The government’s proposals on the Las Bambas dispute were delivered in person by Vice-president Martín Vizcarra on 7 December. He was accompanied on his visit to Cotabambas by the ministers of justice and of agriculture, and by Rolando Luque, head of the Oficina Nacional de Diálogo y Sostenibilidad (ONDS).

The development of the Las Bambas mine in Cotabambas, Apurímac, has been a source of acute tension over the last year, especially since the death of a man protesting over the harm inflicted by the road constructed to transport the copper concentrates from the mine to port.

In November, the government made a big effort to be seen to be taking seriously the communities’ concerns. Promises made then in person by Vizcarra have now resulted in a ‘Plan de Desarrollo Integral’ (a comprehensive development plan) for the province of Cotabamba and the district of Progreso. The Plan focuses on projects to be delivered over five years. Vizcarra also added an important rider: the requirement that the company, MMG, review all the contested elements of the Environmental Impact Assessment (EIA) within the next three months.

The Plan envisages funding of 2.05 billion soles (around US$580 million) over the five years for infrastructure, productive activities, education, health and other social programmes, and institutional development. Of this total, 865 million soles is to come from the national government, 560 million from the regional government, 30 million from the municipal governments of Cotabambas province, and 600 million from the company. Of the company’s contribution, less than half is committed as of now. There is also a payment from the government of 17 million soles for the land taken by the company for the building of the road. http://larepublica.pe/impresa/politica/828720-las-bambas-gobierno-exige-modificar-estudio-de-impacto-ambiental
http://cooperaccion.org.pe/main/advanced-stuff/cooperaccion-informa/666-ejecutivo-presento-plan-de-desarrollo-integral-para-cotabambas-y-progreso

The Plan was presented in 42 power-point slides, mostly devoted to listing the projects. It did not show how these related to the provincial and district plans already consulted and agreed upon. We understand that the Plan is a development of the use of budgets already envisaged, rather than ‘new’ money, although it would seem that the commitment from the company can be counted as such. More work is needed to assess these figures. It is as yet unclear how this spending fits into the national planning process and how it responds to criteria other than the need to put an end to a damaging conflict at a mine which will be (when fully operational) one of Peru’s key sources of copper. We have to assume, for instance, that the figures are dependent on the price of copper.

The Plan’s first slides demonstrate the degree of poverty in this area compared to the national average; the local population needs to know that the government is taking their poverty seriously. However, as a Plan, this is only a beginning. There needs to be more information as to who will do what and how. The ‘institutional’ investments are particularly important and are to be welcomed, but they will need fleshing out; capacity to deliver on the ground is crucial.
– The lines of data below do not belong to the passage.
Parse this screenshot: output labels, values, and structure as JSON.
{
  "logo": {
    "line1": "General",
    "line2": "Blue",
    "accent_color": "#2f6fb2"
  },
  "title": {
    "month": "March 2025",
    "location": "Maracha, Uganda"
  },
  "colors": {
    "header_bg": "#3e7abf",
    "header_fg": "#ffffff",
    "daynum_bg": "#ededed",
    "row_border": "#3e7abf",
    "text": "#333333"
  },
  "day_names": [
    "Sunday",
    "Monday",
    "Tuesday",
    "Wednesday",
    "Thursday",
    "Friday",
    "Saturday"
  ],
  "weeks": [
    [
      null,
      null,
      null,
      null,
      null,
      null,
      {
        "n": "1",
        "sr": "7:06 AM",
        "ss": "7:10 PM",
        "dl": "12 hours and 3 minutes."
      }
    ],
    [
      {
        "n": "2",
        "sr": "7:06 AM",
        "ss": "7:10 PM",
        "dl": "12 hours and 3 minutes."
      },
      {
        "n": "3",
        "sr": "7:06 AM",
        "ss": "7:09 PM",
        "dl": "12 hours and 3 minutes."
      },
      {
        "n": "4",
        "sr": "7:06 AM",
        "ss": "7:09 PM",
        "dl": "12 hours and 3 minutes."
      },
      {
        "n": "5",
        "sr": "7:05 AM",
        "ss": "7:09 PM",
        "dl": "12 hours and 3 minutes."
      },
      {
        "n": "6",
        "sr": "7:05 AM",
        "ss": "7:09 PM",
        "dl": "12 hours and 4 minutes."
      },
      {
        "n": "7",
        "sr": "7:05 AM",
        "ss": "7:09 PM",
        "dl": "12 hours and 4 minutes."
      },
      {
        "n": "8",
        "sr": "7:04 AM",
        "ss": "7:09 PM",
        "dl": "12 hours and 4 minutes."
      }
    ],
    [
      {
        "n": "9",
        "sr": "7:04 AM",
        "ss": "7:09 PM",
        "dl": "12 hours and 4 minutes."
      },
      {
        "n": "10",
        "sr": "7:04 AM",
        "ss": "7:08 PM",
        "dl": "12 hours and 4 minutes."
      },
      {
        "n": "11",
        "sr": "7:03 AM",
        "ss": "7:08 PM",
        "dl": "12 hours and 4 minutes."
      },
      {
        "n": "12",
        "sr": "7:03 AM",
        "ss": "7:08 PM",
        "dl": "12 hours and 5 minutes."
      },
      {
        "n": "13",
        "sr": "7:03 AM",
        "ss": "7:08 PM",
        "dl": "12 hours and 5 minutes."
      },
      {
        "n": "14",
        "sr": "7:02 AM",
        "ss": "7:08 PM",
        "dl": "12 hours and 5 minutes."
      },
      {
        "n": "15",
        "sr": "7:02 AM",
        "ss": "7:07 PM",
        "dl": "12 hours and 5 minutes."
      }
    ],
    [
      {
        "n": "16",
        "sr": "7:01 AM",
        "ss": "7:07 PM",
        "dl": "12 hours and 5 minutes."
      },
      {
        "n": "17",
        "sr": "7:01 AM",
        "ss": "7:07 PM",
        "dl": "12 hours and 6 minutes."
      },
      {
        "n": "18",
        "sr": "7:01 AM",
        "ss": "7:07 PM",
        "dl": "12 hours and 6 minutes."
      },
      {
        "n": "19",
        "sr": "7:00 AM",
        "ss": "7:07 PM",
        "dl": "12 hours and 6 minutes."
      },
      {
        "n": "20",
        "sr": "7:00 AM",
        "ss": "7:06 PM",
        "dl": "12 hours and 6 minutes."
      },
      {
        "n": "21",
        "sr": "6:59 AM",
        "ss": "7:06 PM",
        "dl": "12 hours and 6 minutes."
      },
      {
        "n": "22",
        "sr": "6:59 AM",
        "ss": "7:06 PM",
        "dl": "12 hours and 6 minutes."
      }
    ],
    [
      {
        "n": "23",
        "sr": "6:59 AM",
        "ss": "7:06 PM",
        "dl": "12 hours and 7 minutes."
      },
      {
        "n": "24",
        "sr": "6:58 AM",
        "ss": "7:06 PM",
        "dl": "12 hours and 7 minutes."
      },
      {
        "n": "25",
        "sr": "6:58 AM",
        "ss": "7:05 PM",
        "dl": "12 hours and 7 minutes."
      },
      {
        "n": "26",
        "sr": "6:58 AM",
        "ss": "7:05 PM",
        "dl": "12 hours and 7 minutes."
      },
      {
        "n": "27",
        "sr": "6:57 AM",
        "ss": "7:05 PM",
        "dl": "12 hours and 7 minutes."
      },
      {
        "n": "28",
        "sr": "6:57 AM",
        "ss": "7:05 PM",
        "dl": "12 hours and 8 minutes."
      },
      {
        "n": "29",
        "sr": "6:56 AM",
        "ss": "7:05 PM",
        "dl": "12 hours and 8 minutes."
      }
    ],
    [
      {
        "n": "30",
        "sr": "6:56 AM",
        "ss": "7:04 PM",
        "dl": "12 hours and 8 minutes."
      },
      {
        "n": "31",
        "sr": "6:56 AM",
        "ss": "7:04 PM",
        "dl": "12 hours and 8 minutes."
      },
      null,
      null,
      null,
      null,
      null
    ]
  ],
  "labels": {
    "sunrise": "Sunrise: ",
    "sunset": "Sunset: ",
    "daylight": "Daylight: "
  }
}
So while the Plan is to be welcomed overall, local civil society is still looking for responses on human rights violations and on the environmental damage already caused by the road. These are elements not covered by this document. Initial responses from community leaders involved criticisms on these grounds. Because the proposal had not been fully circulated, the leaders demanded more time before offering their response. They say they will do so on 17 December.

The requirement that the company should review the EIA is welcome, but can anything serious be done in three months that deal seriously with the complaints voiced by the communities about about the modifications that were made without consultation? These changes included abandoning the original proposal to build a pipeline to transport concentrates to port and using road haulage as an alternative. This has been at the heart of the conflict.

The proof of the pudding, of course, will be in the eating. But it needs to be borne in mind that the lack of consultation was encouraged by the damaging modifications made to the environmental protection provisions in the context of the various paquetazos in 2014 and 2015.

The public sector is arguably as culpable as the company in this respect; it too needs to review its actions.